Chuffed that he had made it as far as Paris Saint-Germain, he said “I’d never have thought that in 13 years they’d be managing Tottenham and Liverpool, and I’d be coaching PSG. It makes you feel anything is possible.”
When pressed on whether he would like to become a head coach himself, Clement was equally emphatic in his response.
I’m not in a rush to do it, but in the next five years I want to be a manager. Carlo’s said to me that I have to give it a go, which has given me confidence. If he thinks I can do it, then why not?
Why not indeed. Whilst employed by the Stamford Bridge outfit and without a playing background to enhance his reputation, Clement had no alternative but to knuckle down, coaching the 10-12-year-olds. After a spell with Fulham, he returned to Chelsea working his way up from the youth team to the reserves.

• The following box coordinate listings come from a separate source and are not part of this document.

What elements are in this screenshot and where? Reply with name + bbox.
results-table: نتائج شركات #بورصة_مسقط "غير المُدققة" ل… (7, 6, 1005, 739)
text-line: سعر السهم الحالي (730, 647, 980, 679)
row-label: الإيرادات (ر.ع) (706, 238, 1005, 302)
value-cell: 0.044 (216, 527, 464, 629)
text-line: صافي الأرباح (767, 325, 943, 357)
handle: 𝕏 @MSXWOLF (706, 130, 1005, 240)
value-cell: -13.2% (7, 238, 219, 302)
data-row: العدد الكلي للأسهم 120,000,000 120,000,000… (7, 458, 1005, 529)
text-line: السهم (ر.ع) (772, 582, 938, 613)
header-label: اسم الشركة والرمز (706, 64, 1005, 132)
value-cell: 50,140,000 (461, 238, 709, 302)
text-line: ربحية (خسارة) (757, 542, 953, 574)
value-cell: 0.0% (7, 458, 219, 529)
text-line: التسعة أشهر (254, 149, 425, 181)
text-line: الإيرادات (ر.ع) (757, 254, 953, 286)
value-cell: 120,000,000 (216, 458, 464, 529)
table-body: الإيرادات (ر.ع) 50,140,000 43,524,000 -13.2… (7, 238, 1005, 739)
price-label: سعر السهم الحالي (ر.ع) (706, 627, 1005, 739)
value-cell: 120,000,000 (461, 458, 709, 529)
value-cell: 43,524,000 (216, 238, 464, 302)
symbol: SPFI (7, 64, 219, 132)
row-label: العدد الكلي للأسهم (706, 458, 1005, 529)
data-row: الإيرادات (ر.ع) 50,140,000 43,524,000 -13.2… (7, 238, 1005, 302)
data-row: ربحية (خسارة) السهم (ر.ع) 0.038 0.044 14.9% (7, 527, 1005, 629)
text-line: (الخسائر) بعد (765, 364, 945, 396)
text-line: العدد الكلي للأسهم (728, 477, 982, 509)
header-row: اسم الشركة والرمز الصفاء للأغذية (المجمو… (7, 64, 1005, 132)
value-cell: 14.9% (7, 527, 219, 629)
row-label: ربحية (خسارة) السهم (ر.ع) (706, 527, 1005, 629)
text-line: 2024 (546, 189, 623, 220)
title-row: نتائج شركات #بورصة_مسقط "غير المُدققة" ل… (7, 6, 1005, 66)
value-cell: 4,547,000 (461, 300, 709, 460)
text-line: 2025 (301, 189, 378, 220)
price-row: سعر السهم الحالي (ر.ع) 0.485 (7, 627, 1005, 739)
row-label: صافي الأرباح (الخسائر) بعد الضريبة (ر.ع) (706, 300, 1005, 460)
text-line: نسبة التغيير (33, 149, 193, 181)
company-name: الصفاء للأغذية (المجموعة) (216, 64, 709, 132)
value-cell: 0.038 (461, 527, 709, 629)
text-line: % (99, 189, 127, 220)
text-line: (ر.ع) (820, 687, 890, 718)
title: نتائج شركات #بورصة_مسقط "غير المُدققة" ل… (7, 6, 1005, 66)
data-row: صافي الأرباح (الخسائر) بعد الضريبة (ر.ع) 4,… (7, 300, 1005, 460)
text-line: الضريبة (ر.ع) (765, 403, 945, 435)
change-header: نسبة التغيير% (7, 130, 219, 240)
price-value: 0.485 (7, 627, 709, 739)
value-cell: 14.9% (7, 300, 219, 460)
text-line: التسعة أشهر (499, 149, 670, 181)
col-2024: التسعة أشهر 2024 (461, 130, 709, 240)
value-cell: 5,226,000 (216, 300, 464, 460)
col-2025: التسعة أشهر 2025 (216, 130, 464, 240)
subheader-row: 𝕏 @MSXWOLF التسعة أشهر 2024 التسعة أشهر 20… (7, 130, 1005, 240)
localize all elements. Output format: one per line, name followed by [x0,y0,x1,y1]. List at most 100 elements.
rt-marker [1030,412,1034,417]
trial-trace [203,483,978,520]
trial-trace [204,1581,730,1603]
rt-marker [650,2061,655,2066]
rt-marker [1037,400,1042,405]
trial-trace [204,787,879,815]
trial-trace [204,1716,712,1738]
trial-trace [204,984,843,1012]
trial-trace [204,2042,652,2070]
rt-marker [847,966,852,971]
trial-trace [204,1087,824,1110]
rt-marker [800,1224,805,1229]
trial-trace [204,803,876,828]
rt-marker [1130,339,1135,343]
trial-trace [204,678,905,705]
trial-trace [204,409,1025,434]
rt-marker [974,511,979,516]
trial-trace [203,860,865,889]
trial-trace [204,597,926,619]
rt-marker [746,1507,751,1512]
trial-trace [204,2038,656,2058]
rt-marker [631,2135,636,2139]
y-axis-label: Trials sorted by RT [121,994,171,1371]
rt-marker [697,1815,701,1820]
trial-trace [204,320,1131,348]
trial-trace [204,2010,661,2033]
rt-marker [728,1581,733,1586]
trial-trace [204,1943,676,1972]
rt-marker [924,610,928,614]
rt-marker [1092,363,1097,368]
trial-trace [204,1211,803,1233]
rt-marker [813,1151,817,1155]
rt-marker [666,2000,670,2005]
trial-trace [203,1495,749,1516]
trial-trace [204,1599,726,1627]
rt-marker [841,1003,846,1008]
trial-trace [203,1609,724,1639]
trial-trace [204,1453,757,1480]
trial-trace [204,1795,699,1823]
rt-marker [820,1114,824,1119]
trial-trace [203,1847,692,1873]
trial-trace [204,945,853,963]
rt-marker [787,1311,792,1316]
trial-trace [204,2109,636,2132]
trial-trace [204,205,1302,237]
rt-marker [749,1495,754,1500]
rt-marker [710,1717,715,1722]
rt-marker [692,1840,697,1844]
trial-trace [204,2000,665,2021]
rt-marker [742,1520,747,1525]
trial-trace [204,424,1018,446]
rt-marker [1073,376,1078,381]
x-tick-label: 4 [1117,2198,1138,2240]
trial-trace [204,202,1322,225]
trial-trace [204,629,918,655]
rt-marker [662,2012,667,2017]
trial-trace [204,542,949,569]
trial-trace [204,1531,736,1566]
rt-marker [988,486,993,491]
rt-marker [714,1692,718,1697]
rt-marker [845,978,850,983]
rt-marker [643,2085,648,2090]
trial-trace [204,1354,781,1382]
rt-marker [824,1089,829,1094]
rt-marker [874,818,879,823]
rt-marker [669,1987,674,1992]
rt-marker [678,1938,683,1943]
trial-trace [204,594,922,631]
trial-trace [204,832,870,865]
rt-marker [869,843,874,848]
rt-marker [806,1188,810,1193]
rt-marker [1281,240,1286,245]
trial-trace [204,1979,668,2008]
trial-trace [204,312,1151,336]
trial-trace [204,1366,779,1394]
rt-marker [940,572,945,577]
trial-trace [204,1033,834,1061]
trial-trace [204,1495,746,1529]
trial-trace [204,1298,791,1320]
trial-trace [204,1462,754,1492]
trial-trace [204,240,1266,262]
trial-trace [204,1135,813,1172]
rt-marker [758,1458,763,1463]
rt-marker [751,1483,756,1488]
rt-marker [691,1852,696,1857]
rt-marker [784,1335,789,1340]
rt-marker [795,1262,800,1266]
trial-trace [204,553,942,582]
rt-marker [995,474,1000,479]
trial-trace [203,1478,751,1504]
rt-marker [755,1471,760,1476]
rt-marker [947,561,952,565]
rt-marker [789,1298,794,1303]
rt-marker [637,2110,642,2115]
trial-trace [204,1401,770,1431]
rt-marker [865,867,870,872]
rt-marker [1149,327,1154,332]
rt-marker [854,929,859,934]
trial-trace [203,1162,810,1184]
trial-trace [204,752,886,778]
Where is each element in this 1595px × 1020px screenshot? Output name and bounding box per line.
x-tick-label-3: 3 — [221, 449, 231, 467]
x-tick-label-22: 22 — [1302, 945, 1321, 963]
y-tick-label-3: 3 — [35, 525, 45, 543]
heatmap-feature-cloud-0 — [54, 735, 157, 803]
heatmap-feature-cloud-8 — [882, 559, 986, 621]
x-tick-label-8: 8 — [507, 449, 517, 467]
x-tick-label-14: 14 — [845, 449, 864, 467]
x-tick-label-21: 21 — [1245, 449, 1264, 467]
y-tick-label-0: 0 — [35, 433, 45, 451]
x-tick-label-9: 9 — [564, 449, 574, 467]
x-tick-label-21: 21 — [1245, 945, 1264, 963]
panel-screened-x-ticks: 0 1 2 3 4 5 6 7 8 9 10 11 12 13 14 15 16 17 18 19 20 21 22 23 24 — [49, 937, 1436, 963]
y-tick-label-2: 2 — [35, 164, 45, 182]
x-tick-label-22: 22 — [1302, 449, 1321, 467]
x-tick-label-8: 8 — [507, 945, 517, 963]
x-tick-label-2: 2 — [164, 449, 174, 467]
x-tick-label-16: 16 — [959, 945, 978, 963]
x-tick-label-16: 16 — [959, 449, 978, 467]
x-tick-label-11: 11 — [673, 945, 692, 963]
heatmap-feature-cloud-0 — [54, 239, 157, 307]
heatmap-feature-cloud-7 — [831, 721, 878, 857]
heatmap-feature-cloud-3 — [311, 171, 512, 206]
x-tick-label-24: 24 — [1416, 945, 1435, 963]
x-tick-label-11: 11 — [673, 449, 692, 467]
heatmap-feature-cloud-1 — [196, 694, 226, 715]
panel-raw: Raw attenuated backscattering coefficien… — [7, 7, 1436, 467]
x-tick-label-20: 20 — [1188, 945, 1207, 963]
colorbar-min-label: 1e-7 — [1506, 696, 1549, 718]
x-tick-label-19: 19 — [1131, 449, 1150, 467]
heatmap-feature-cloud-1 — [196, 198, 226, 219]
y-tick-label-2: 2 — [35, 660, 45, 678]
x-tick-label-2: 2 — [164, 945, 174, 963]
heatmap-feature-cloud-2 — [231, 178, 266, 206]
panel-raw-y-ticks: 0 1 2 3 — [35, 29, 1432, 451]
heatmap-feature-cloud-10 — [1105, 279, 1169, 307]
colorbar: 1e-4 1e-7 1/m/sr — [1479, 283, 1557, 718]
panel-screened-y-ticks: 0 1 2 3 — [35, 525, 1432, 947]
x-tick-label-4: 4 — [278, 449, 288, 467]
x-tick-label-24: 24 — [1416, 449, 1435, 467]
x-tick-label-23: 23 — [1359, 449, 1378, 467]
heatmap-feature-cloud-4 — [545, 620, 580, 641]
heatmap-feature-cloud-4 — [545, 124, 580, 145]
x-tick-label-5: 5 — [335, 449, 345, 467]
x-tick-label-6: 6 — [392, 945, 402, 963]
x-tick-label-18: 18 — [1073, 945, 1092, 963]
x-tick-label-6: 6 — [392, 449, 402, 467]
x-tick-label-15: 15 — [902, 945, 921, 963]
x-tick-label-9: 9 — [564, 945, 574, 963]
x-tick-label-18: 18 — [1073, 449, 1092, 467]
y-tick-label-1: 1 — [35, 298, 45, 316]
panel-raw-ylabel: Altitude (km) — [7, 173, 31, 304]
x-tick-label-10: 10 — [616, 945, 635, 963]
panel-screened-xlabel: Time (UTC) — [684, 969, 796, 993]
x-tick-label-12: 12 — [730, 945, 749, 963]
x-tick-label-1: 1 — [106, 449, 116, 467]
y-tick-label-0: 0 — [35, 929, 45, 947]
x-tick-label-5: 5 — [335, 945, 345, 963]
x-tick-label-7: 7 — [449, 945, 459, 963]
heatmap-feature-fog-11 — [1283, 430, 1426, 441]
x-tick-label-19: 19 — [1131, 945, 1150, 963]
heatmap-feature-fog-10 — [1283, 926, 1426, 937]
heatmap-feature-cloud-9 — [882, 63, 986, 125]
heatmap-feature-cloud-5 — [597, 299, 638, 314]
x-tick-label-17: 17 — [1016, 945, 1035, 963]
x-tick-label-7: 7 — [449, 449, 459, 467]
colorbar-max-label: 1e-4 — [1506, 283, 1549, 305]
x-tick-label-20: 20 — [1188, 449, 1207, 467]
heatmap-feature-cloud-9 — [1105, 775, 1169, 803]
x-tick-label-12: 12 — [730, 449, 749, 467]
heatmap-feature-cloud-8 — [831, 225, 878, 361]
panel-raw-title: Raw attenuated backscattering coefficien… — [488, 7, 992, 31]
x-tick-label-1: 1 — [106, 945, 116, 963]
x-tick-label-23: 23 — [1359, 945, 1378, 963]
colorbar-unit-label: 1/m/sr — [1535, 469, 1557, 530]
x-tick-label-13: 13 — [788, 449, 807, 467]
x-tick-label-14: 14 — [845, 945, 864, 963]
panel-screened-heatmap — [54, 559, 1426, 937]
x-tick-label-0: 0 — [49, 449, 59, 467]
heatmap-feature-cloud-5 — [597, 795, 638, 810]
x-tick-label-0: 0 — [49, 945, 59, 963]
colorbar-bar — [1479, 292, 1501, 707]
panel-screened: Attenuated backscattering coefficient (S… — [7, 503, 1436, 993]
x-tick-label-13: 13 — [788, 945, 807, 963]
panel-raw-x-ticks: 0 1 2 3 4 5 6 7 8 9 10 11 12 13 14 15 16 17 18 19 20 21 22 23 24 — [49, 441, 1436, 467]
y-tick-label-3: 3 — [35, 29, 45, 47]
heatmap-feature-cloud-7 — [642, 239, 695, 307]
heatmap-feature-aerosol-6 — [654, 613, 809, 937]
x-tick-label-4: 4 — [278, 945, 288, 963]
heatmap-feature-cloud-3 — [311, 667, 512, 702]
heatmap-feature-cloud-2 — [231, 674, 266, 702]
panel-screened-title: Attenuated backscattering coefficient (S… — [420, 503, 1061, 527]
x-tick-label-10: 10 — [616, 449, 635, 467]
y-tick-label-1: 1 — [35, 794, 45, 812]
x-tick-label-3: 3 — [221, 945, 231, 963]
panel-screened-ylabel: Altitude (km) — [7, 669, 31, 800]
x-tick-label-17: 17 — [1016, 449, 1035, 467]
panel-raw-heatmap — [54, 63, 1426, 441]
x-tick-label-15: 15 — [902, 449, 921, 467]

Then, like with all success stories, a significant slice of luck. In the midst of Blues owner Roman Abramovich’s incessant chopping, Clement ironically became a beneficiary as he was asked to help Ray Wilkins organise Chelsea for a FA Cup tie in the wake of Phil Scolari’s sacking. He made such a good impression on eventual interim boss Guus Hiddink, that he became part of the backroom staff under the Dutchman and it remained that way under Ancelotti.
From there Clement has never looked back. Titles have been won in two different countries after Ancelotti selected him to pair-up again in Ligue 1. Now he has a strong opportunity for a third title in a third major European football league, plus the coveted ‘La Decima’—if Real win their tenth Champions League / European Cup.
In continuously working alongside with such an experienced figure in Ancelotti and regularly being on the same training ground as Zizou, it can only bode well in the long-term for the Premier League and the Three Lions—no pressure then.